In order to facilitate the smooth transfer of the remaining healthcare services on the site, the North Bristol NHS Trust will lease the site until the end of November 2009 when the Education and Training Department will transfer over to the new Learning & Research buildings at Southmead. The Trust will also continue to lease the premises for BRACE Charity for Alzheimer's research and the Regional Quality Control Laboratories until July 2010.

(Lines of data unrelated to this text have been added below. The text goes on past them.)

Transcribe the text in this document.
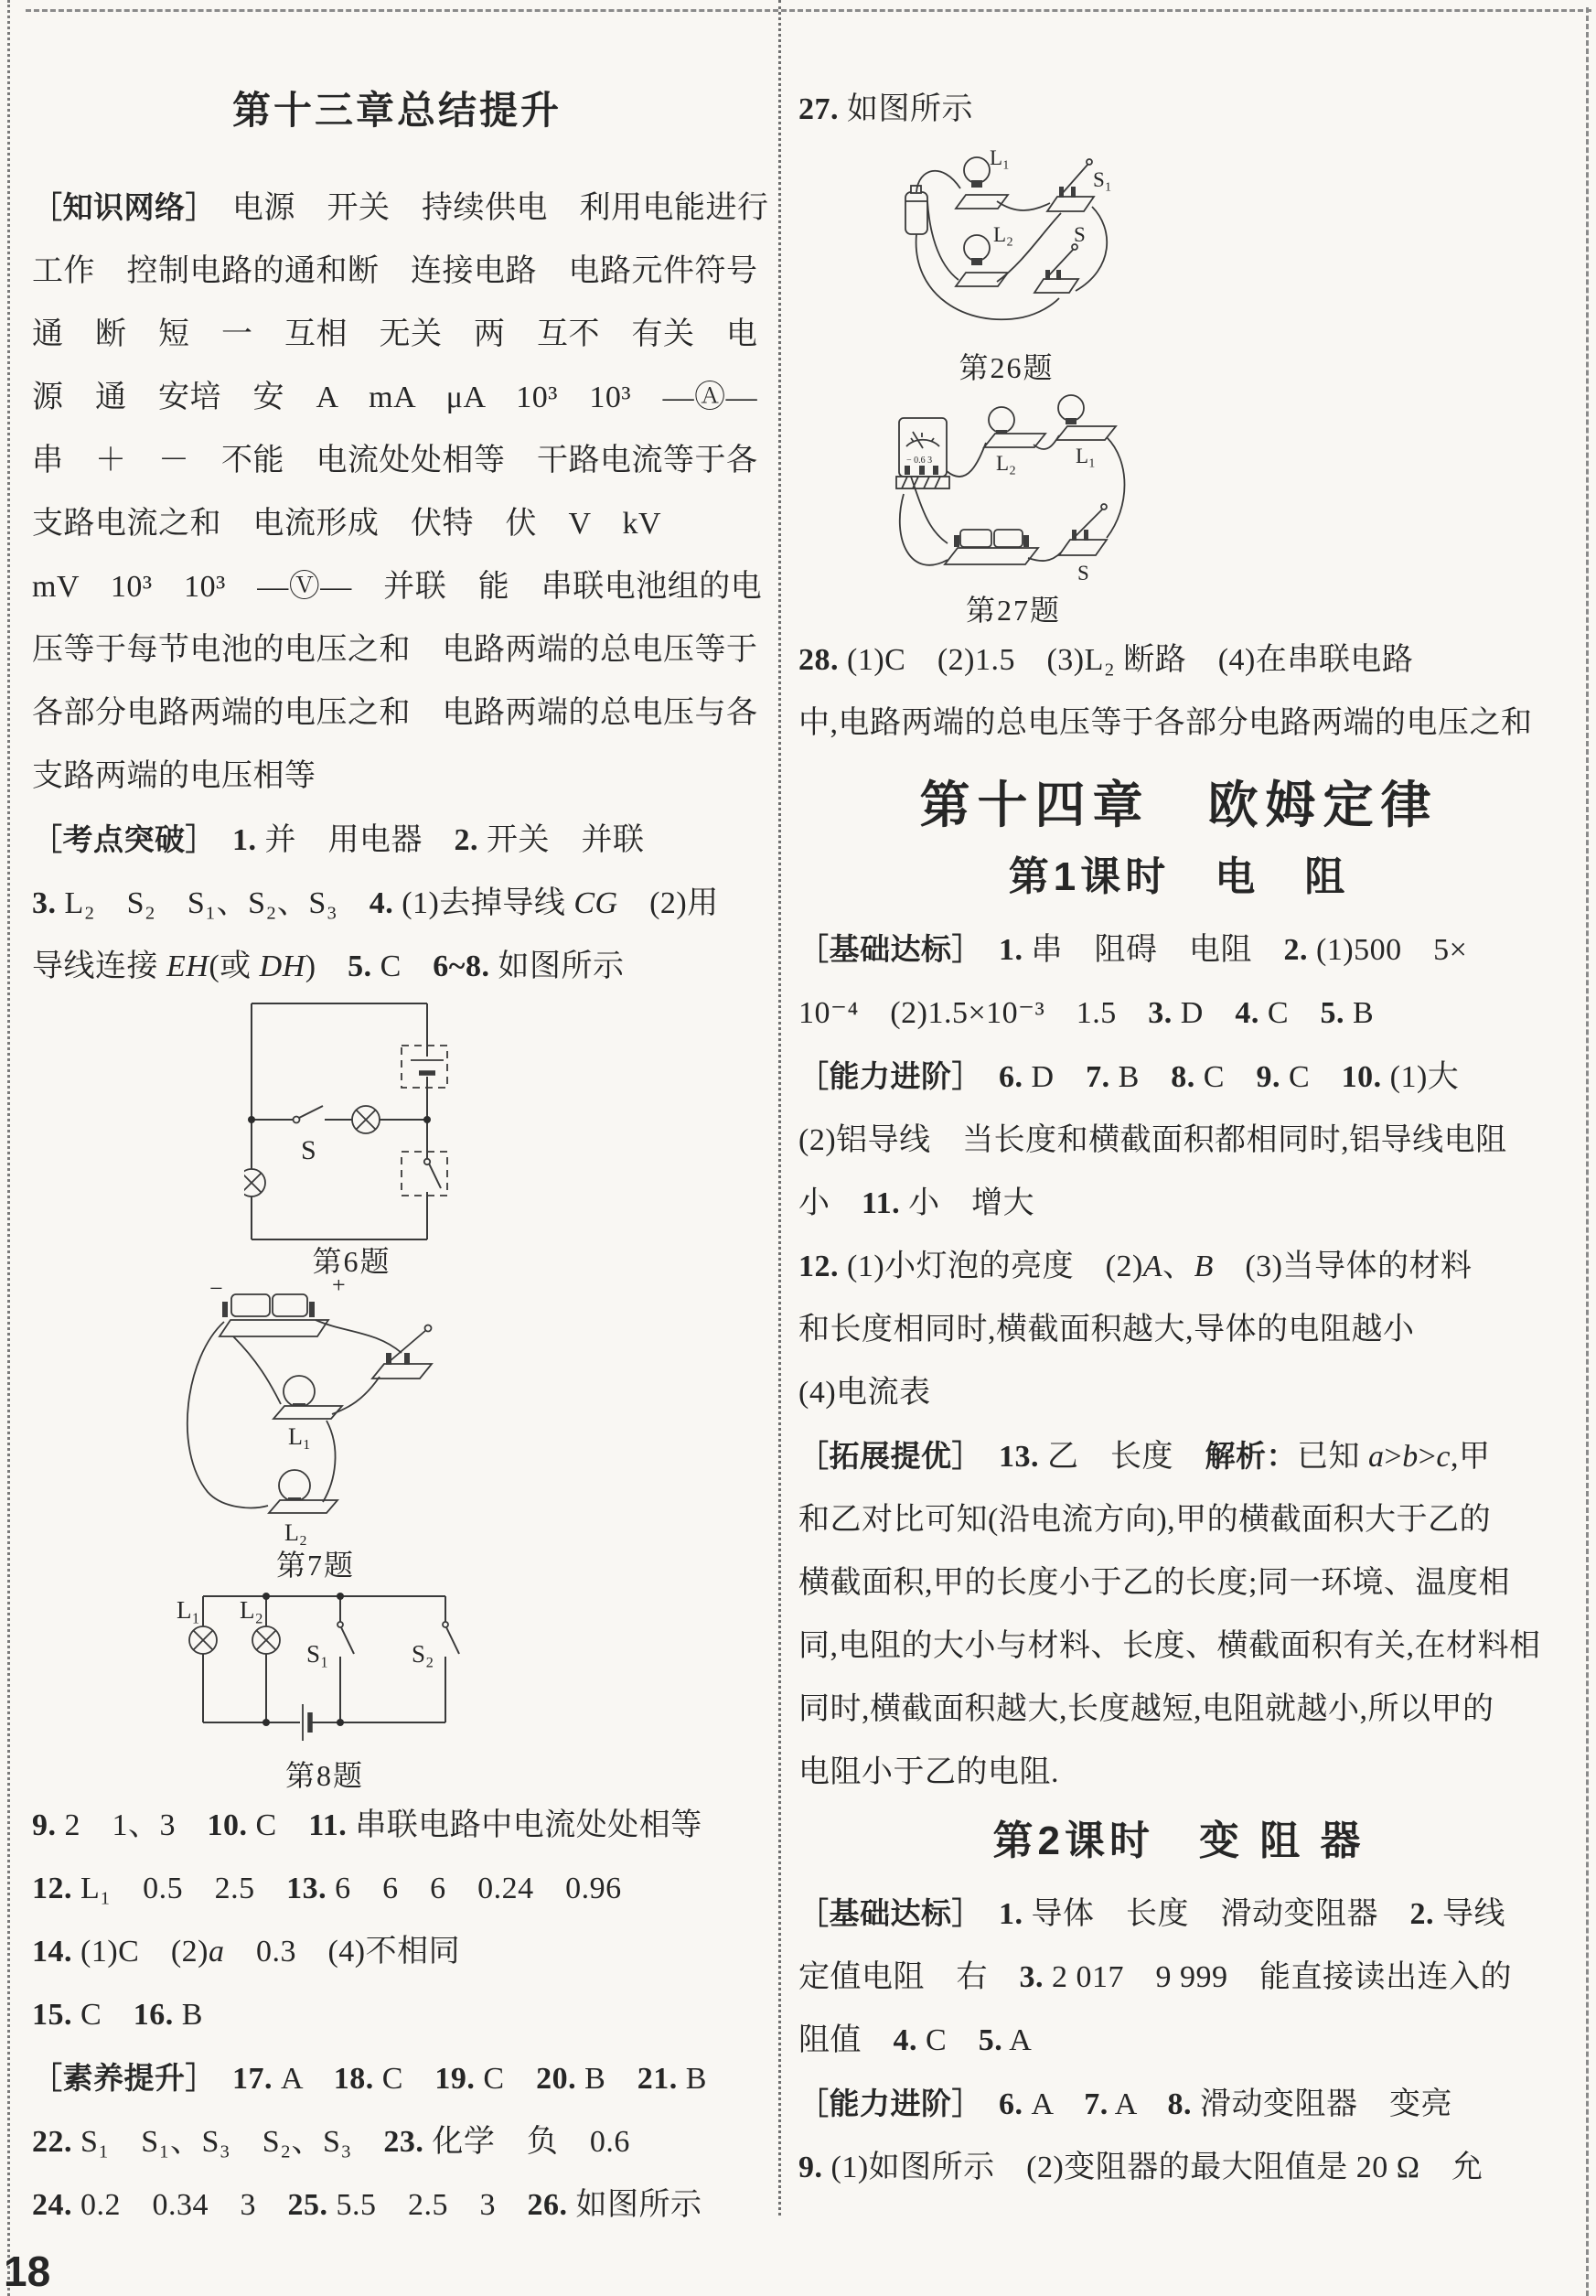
第十三章总结提升

［知识网络］　电源　开关　持续供电　利用电能进行

工作　控制电路的通和断　连接电路　电路元件符号

通　断　短　一　互相　无关　两　互不　有关　电

源　通　安培　安　A　mA　μA　10³　10³　—Ⓐ—

串　＋　－　不能　电流处处相等　干路电流等于各

支路电流之和　电流形成　伏特　伏　V　kV

mV　10³　10³　—Ⓥ—　并联　能　串联电池组的电

压等于每节电池的电压之和　电路两端的总电压等于

各部分电路两端的电压之和　电路两端的总电压与各

支路两端的电压相等

［考点突破］　 1. 并　用电器　2. 开关　并联

3. L₂　S₂　S₁、S₂、S₃　4. (1)去掉导线 CG　(2)用

导线连接 EH(或 DH)　5. C　6~8. 如图所示

S
第6题
−	+
L₁
L₂
第7题
L₁ L₂
S₁	S₂
第8题

9. 2　1、3　10. C　11. 串联电路中电流处处相等

12. L₁　0.5　2.5　13. 6　6　6　0.24　0.96

14. (1)C　(2)a　0.3　(4)不相同

15. C　16. B

［素养提升］　 17. A　18. C　19. C　20. B　21. B

22. S₁　S₁、S₃　S₂、S₃　23. 化学　负　0.6

24. 0.2　0.34　3　25. 5.5　2.5　3　26. 如图所示

27. 如图所示

L₁
S₁
L₂	S
第26题
− 0.6 3	L₂	L₁
S
第27题

28. (1)C　(2)1.5　(3)L₂ 断路　(4)在串联电路

中,电路两端的总电压等于各部分电路两端的电压之和

第十四章　欧姆定律
第1课时　电　阻

［基础达标］　 1. 串　阻碍　电阻　2. (1)500　5×

10⁻⁴　(2)1.5×10⁻³　1.5　3. D　4. C　5. B

［能力进阶］　 6. D　7. B　8. C　9. C　10. (1)大

(2)铝导线　当长度和横截面积都相同时,铝导线电阻

小　11. 小　增大

12. (1)小灯泡的亮度　(2)A、B　(3)当导体的材料

和长度相同时,横截面积越大,导体的电阻越小

(4)电流表

［拓展提优］　 13. 乙　长度　解析：已知 a>b>c,甲

和乙对比可知(沿电流方向),甲的横截面积大于乙的

横截面积,甲的长度小于乙的长度;同一环境、温度相

同,电阻的大小与材料、长度、横截面积有关,在材料相

同时,横截面积越大,长度越短,电阻就越小,所以甲的

电阻小于乙的电阻.

第2课时　变 阻 器

［基础达标］　 1. 导体　长度　滑动变阻器　2. 导线

定值电阻　右　3. 2 017　9 999　能直接读出连入的

阻值　4. C　5. A

［能力进阶］　 6. A　7. A　8. 滑动变阻器　变亮

9. (1)如图所示　(2)变阻器的最大阻值是 20 Ω　允

18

Sonia Mills, Chief Executive of North Bristol NHS Trust, said: “The sale of North Bristol NHS Trust’s land at the Blackberry Hill site is a significant step. The money raised from the sale will be used to help repay the historic debt and forms part of our agreed debt repayment plan.”

I would have to dispute the need for affordable housing in Fishponds as the area will be left with a glut of empty rented property when the hospital/faculty for social care closes. Fishponds doesn't suffer with a lack of such housing at the moment, with prices generally below other areas in the city. Also, surely the roads locally will be unable to handle a development of this size.
Will we find open spaces which are within the hospital boundary are also swallowed by the developers? What price the Laundry Field?